So, just some numbers then.
Let me say immediately that I have not read The Da Vinci Code, and have no plans to do so. I didn’t exactly plan to see the film either, but I was invited and it got me out of the flat on a breezy, drizzly Saturday afternoon.
Meh. I was going to title this post “The Da Vinci Blowed”, but everyone’s doing that.
In an interview the other day Ian McKellen said it was a “talkie”. He meant not that it used the wondrous new synchronised sound and vision system taking the motion picture world by storm, but that it consisted of lots of scenes with people jabbering away at each other. And so it does. And does and does and continues to do for most of the film.

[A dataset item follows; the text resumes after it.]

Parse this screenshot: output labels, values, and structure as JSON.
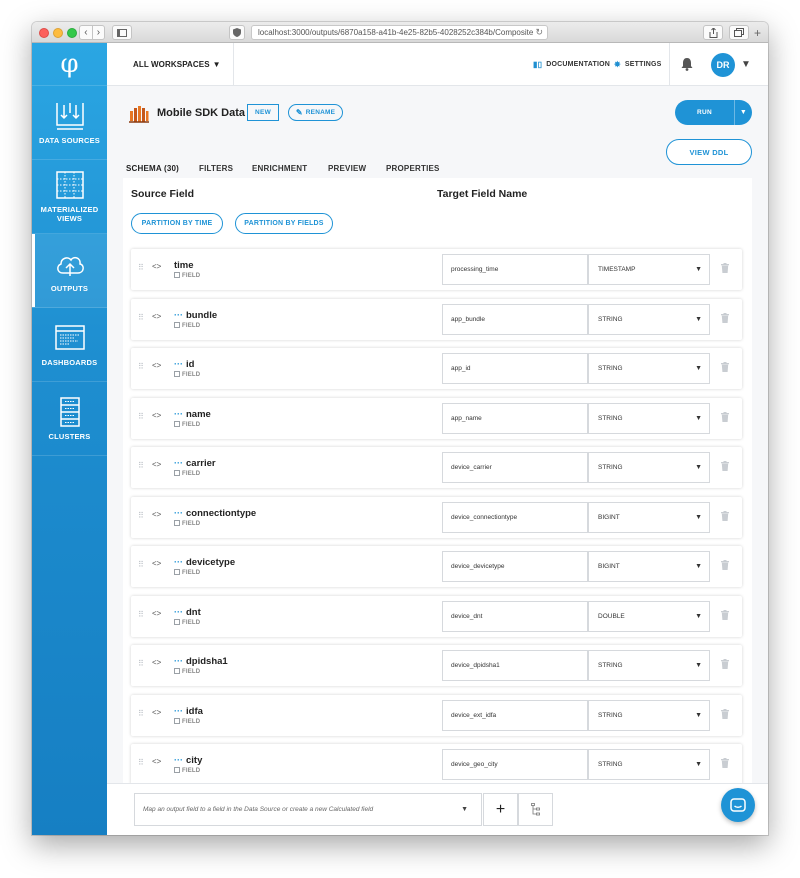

Endless expository chat. Flashbacks galore, some to the characters’ youths, some to various historical events, and some to what happened earlier in the film. Very well shot, nicely meshed into the scenes flashed back from, but dear lord you quickly become desperate for Bruce Willis to abseil through a stained glass window and uzi everyone into a mangled, bloody pulp.

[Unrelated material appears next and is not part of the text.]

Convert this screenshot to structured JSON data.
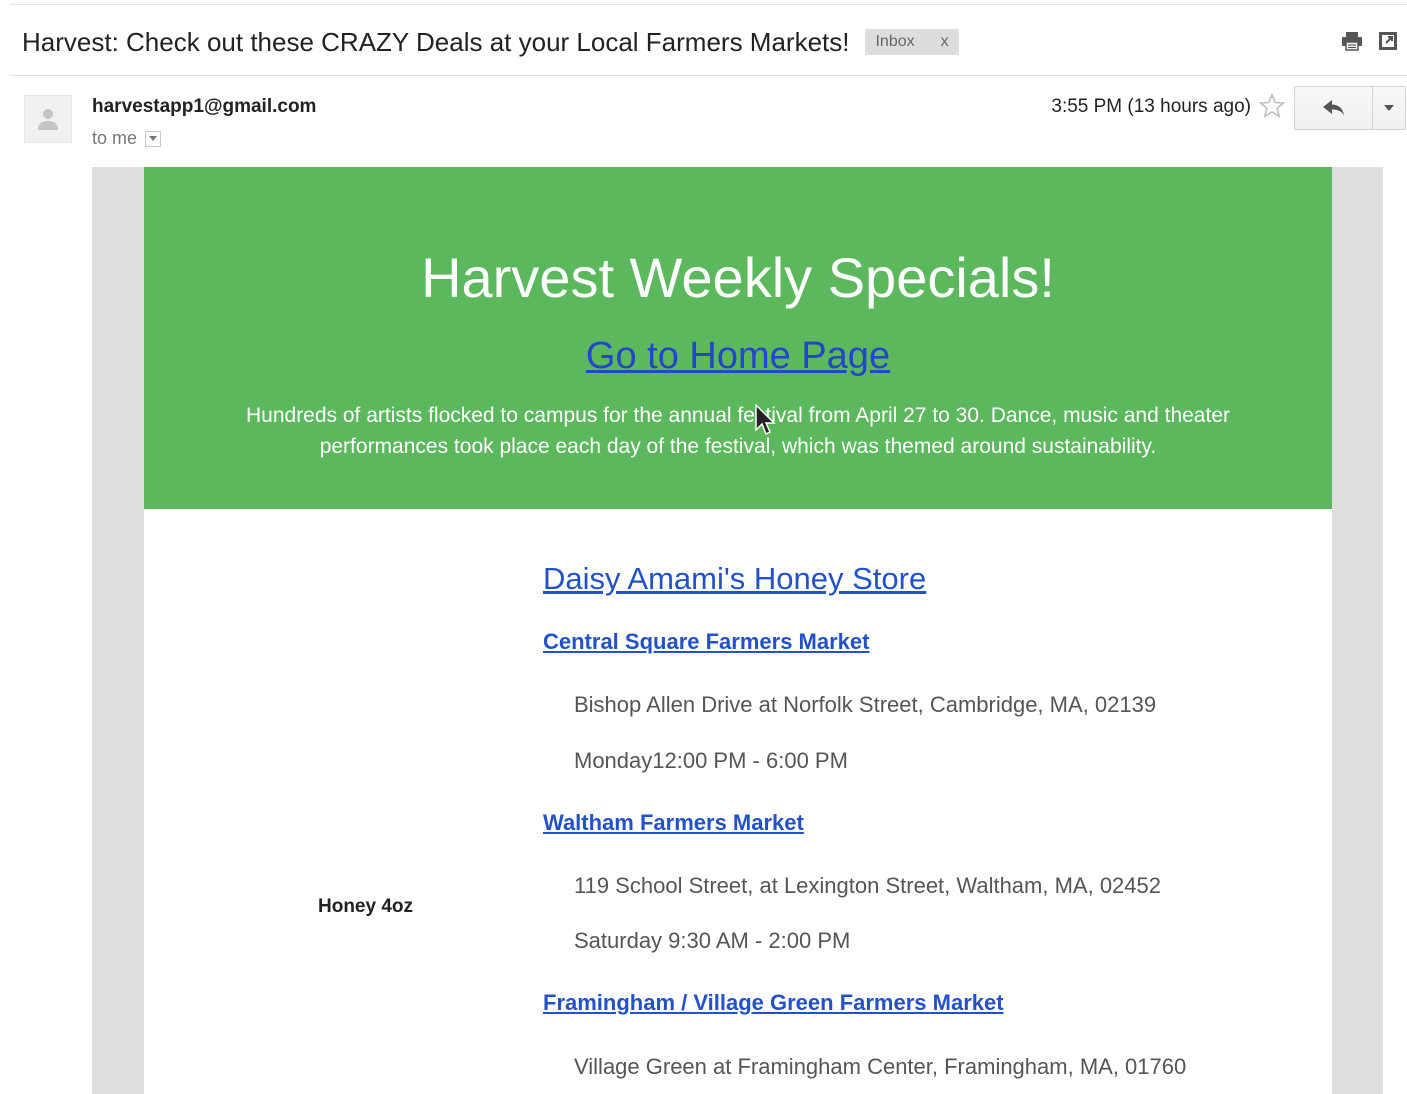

That’s not to say it’s all bad. Ian McKellen does his best, as does Paul Bettany as the albino self-basting monk. It’s actually quite an interesting story. Fiction, slightly swivel-eyed, but interesting nonetheless. I successfully avoided laughing out loud at something not intended as a joke (nothing specific, I was just expecting to at some point).

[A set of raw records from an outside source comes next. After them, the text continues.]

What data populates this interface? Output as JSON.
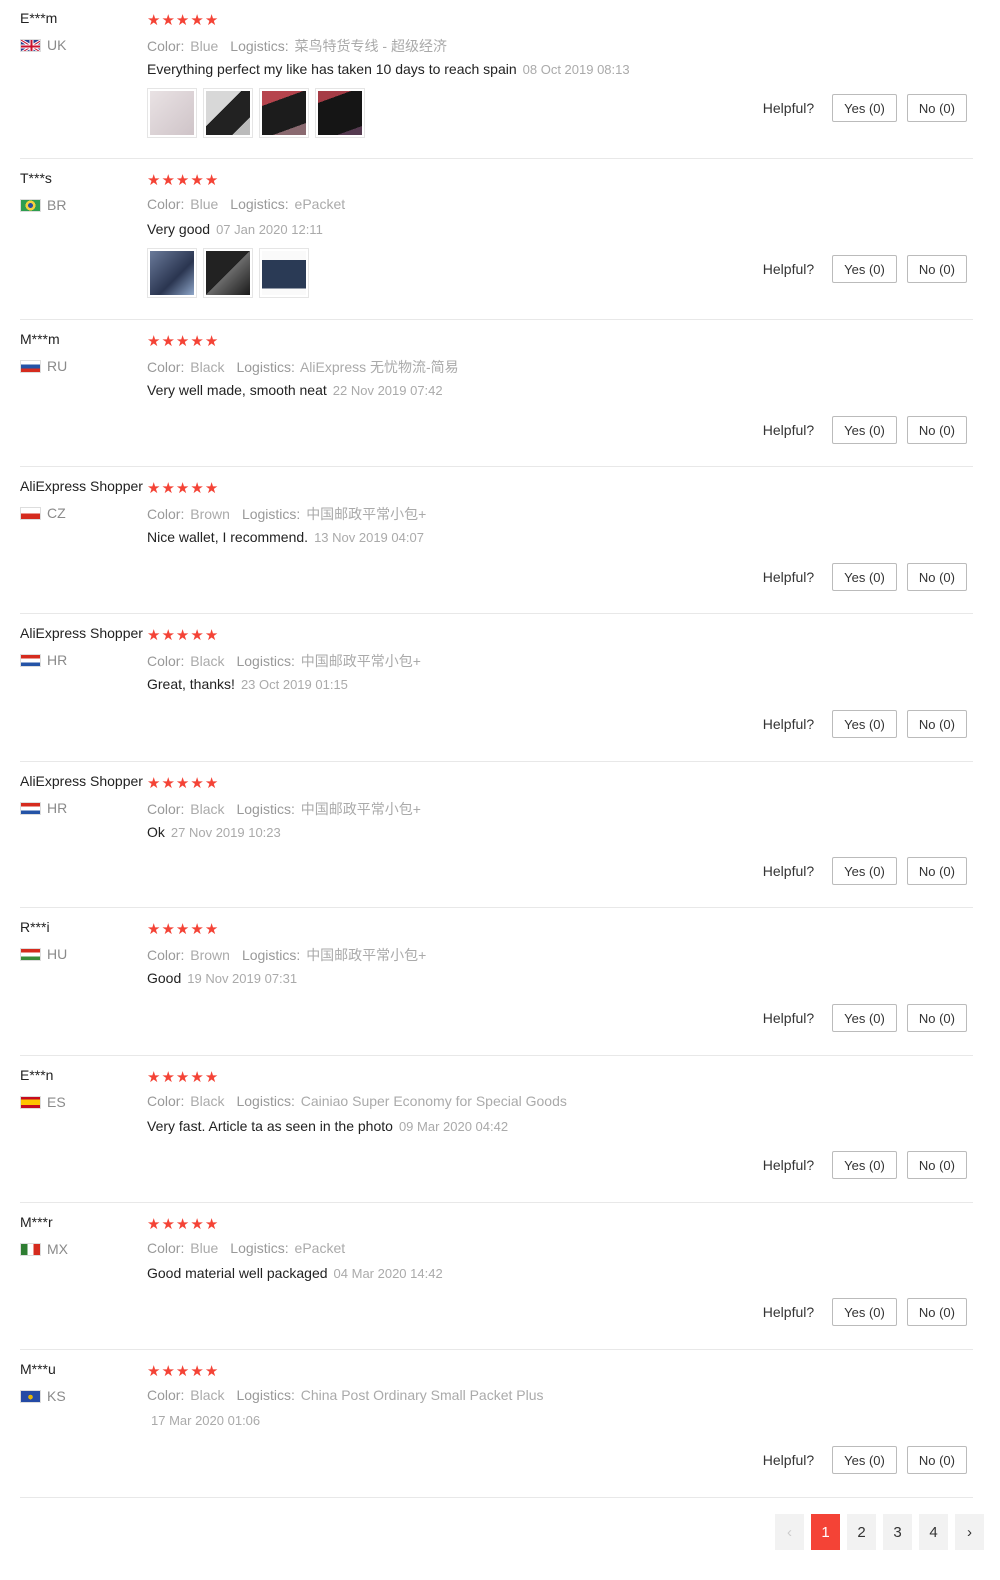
{
  "labels": {
    "color_label": "Color:",
    "logistics_label": "Logistics:",
    "helpful_label": "Helpful?"
  },
  "colors": {
    "star": "#f44336",
    "accent": "#f44336",
    "muted": "#aaaaaa"
  },
  "reviews": [
    {
      "user": "E***m",
      "country": "UK",
      "flag_icon": "uk-flag-icon",
      "stars": 5,
      "color": "Blue",
      "logistics": "菜鸟特货专线 - 超级经济",
      "text": "Everything perfect my like has taken 10 days to reach spain",
      "date": "08 Oct 2019 08:13",
      "photos": [
        "photo-1",
        "photo-2",
        "photo-3",
        "photo-4"
      ],
      "yes": "Yes (0)",
      "no": "No (0)"
    },
    {
      "user": "T***s",
      "country": "BR",
      "flag_icon": "br-flag-icon",
      "stars": 5,
      "color": "Blue",
      "logistics": "ePacket",
      "text": "Very good",
      "date": "07 Jan 2020 12:11",
      "photos": [
        "photo-1",
        "photo-2",
        "photo-3"
      ],
      "yes": "Yes (0)",
      "no": "No (0)"
    },
    {
      "user": "M***m",
      "country": "RU",
      "flag_icon": "ru-flag-icon",
      "stars": 5,
      "color": "Black",
      "logistics": "AliExpress 无忧物流-简易",
      "text": "Very well made, smooth neat",
      "date": "22 Nov 2019 07:42",
      "photos": [],
      "yes": "Yes (0)",
      "no": "No (0)"
    },
    {
      "user": "AliExpress Shopper",
      "country": "CZ",
      "flag_icon": "cz-flag-icon",
      "stars": 5,
      "color": "Brown",
      "logistics": "中国邮政平常小包+",
      "text": "Nice wallet, I recommend.",
      "date": "13 Nov 2019 04:07",
      "photos": [],
      "yes": "Yes (0)",
      "no": "No (0)"
    },
    {
      "user": "AliExpress Shopper",
      "country": "HR",
      "flag_icon": "hr-flag-icon",
      "stars": 5,
      "color": "Black",
      "logistics": "中国邮政平常小包+",
      "text": "Great, thanks!",
      "date": "23 Oct 2019 01:15",
      "photos": [],
      "yes": "Yes (0)",
      "no": "No (0)"
    },
    {
      "user": "AliExpress Shopper",
      "country": "HR",
      "flag_icon": "hr-flag-icon",
      "stars": 5,
      "color": "Black",
      "logistics": "中国邮政平常小包+",
      "text": "Ok",
      "date": "27 Nov 2019 10:23",
      "photos": [],
      "yes": "Yes (0)",
      "no": "No (0)"
    },
    {
      "user": "R***i",
      "country": "HU",
      "flag_icon": "hu-flag-icon",
      "stars": 5,
      "color": "Brown",
      "logistics": "中国邮政平常小包+",
      "text": "Good",
      "date": "19 Nov 2019 07:31",
      "photos": [],
      "yes": "Yes (0)",
      "no": "No (0)"
    },
    {
      "user": "E***n",
      "country": "ES",
      "flag_icon": "es-flag-icon",
      "stars": 5,
      "color": "Black",
      "logistics": "Cainiao Super Economy for Special Goods",
      "text": "Very fast. Article ta as seen in the photo",
      "date": "09 Mar 2020 04:42",
      "photos": [],
      "yes": "Yes (0)",
      "no": "No (0)"
    },
    {
      "user": "M***r",
      "country": "MX",
      "flag_icon": "mx-flag-icon",
      "stars": 5,
      "color": "Blue",
      "logistics": "ePacket",
      "text": "Good material well packaged",
      "date": "04 Mar 2020 14:42",
      "photos": [],
      "yes": "Yes (0)",
      "no": "No (0)"
    },
    {
      "user": "M***u",
      "country": "KS",
      "flag_icon": "ks-flag-icon",
      "stars": 5,
      "color": "Black",
      "logistics": "China Post Ordinary Small Packet Plus",
      "text": "",
      "date": "17 Mar 2020 01:06",
      "photos": [],
      "yes": "Yes (0)",
      "no": "No (0)"
    }
  ],
  "pagination": {
    "prev_icon": "chevron-left-icon",
    "next_icon": "chevron-right-icon",
    "prev_glyph": "‹",
    "next_glyph": "›",
    "pages": [
      "1",
      "2",
      "3",
      "4"
    ],
    "current": "1"
  }
}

I did, however, correctly guess too many plot revelations. This is unusual for me. It suggests that (a) I have suddenly acquired useful new skills, (b) the film went for the obvious at every turn, (c) I had too much time to think rather than watch, and/or (d) it’s some conspiracy related to Opus Dei.
Whatever, the next albino monk I see shuffling in my direction will get a Paddington stare.
(Oh, the funniest part was before the film started: two ladies were escorted from their seats by a member of staff, the rightful ticketholders having arrived to find their seats occupied. Turns out the ladies were there a day early. I think they were relocated rather than booted out.)